O grito entalado na garganta da atleta de vôlei Carol Solberg, tá entalado na minha, na sua, na de todo mundo. FORA BOLSONARO! Ela enfim soltou o grito ao final de entrevista para uma rede de tv depois da final de um campeonato. E lá vieram os homens da proibição e judicialização. No caso, proibi-la de exercer o direito constitucional à livre expressão e ao pleno exercício da cidadania. Ela foi acusada de descumprir regras e a ética esportiva, pelo Superior Tribunal de Justiça Desportiva, que estipulou uma multa de 100 mil reais e suspensão por seis jogos. Venceu a pressão social e as interferências da Associação Brasileira de Imprensa (ABI) e o Movimento Nacional de Direitos Humanos (MNDH) que solicitaram integrar o processo. O julgamento era prá ter sido na última terça, mas não rolou.

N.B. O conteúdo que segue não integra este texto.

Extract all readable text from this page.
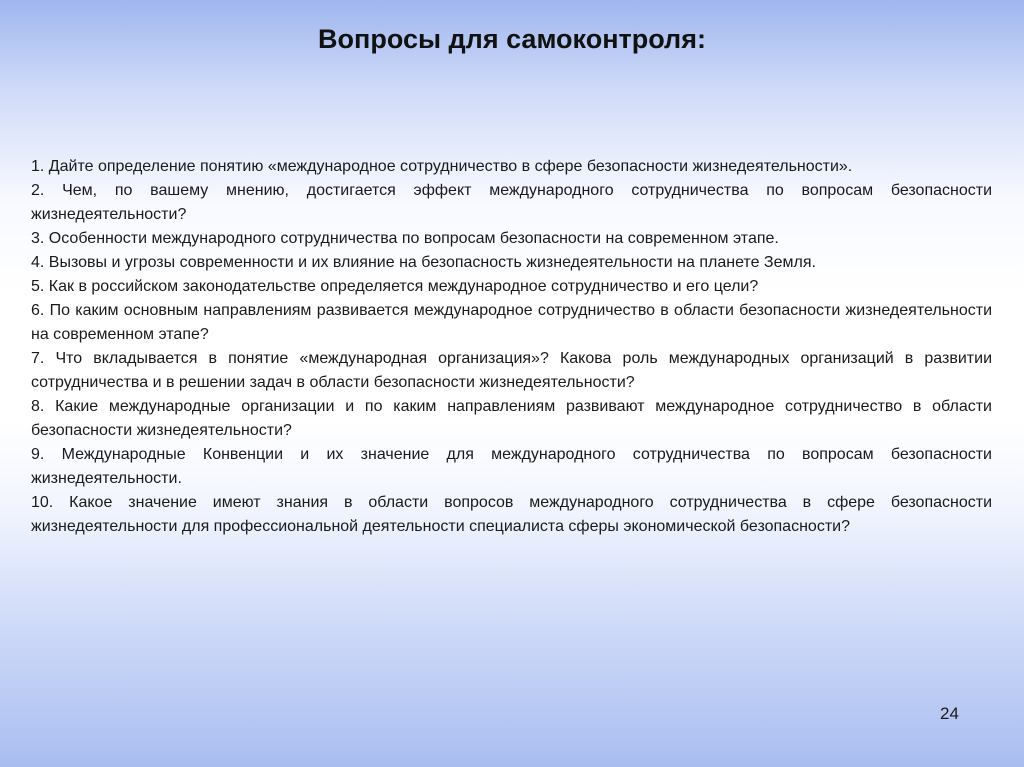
Вопросы для самоконтроля:
1. Дайте определение понятию «международное сотрудничество в сфере безопасности жизнедеятельности».
2. Чем, по вашему мнению, достигается эффект международного сотрудничества по вопросам безопасности жизнедеятельности?
3. Особенности международного сотрудничества по вопросам безопасности на современном этапе.
4. Вызовы и угрозы современности и их влияние на безопасность жизнедеятельности на планете Земля.
5. Как в российском законодательстве определяется международное сотрудничество и его цели?
6. По каким основным направлениям развивается международное сотрудничество в области безопасности жизнедеятельности на современном этапе?
7. Что вкладывается в понятие «международная организация»? Какова роль международных организаций в развитии сотрудничества и в решении задач в области безопасности жизнедеятельности?
8. Какие международные организации и по каким направлениям развивают международное сотрудничество в области безопасности жизнедеятельности?
9. Международные Конвенции и их значение для международного сотрудничества по вопросам безопасности жизнедеятельности.
10. Какое значение имеют знания в области вопросов международного сотрудничества в сфере безопасности жизнедеятельности для профессиональной деятельности специалиста сферы экономической безопасности?
24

Isso me lembrou de quando eu era bancária, nos anos 1980, acontecendo as primeiras eleições da nossa vida, e foi assim nas outras. A gente era proibida não só de falar, mas até de usar um broche de partido, por mais que argumentássemos que era a nossa roupa, que nada estávamos falando. Dávamos um jeito. Para o público interno propaganda no banheiro, adesivos colados por ninguém, panfletos logo cedo na entrada dos funcionários. Para os usuários do Banco sempre dávamos um jeito de puxar conversa e, se fosse o caso, entregar um panfletinho. Mas nada fazia o efeito daquele conjunto de trabalhadores usando um “boton” do mesmo candidato. Ainda assim elegemos uma boa bancada para à Constituinte de 1988.
Conquistamos avançada legislação, que consolidaria a democracia neste país, cujo povo sofreu tanto com a ditadura militar. Acreditávamos muito naquela Constituição Cidadã, como era chamada. Infelizmente, nunca se regulamentaram os capítulos e artigos que poderiam fazer a democracia avançar mais, como o da comunicação. E nos últimos anos a Constituição tem sido rasgada sistematicamente.
Estará Carol sendo respeitada como cidadã? Estará um trabalhador proibido de falar o que o patrão não quer sendo respeitado como cidadão? Ora, a cidadania é o que deveria garantir a uma pessoa participar da vida política. Mas onde pode e deve o cidadão trabalhador externar sua opinião? Onde pode conversar sobre a vida e trocar ideias com seus iguais? A partir de que lugar pode participar da vida política? No trabalho, seja na fábrica, na quadra ou na universidade. Ou será que dá prá dividir a pessoa e ter uma parte não cidadã? Carol deixou isso claro. Depois de listar a Amazônia, os indígenas, o racismo, e vários outros absurdos que vem acontecendo no país. “Não posso entrar em quadra como se isso tudo me fosse alheio. Falei porque acredito na voz de cada um de nós. Vivemos em uma democracia e temos o direito de nos manifestar e de gritar nossa indignação com esse governo”.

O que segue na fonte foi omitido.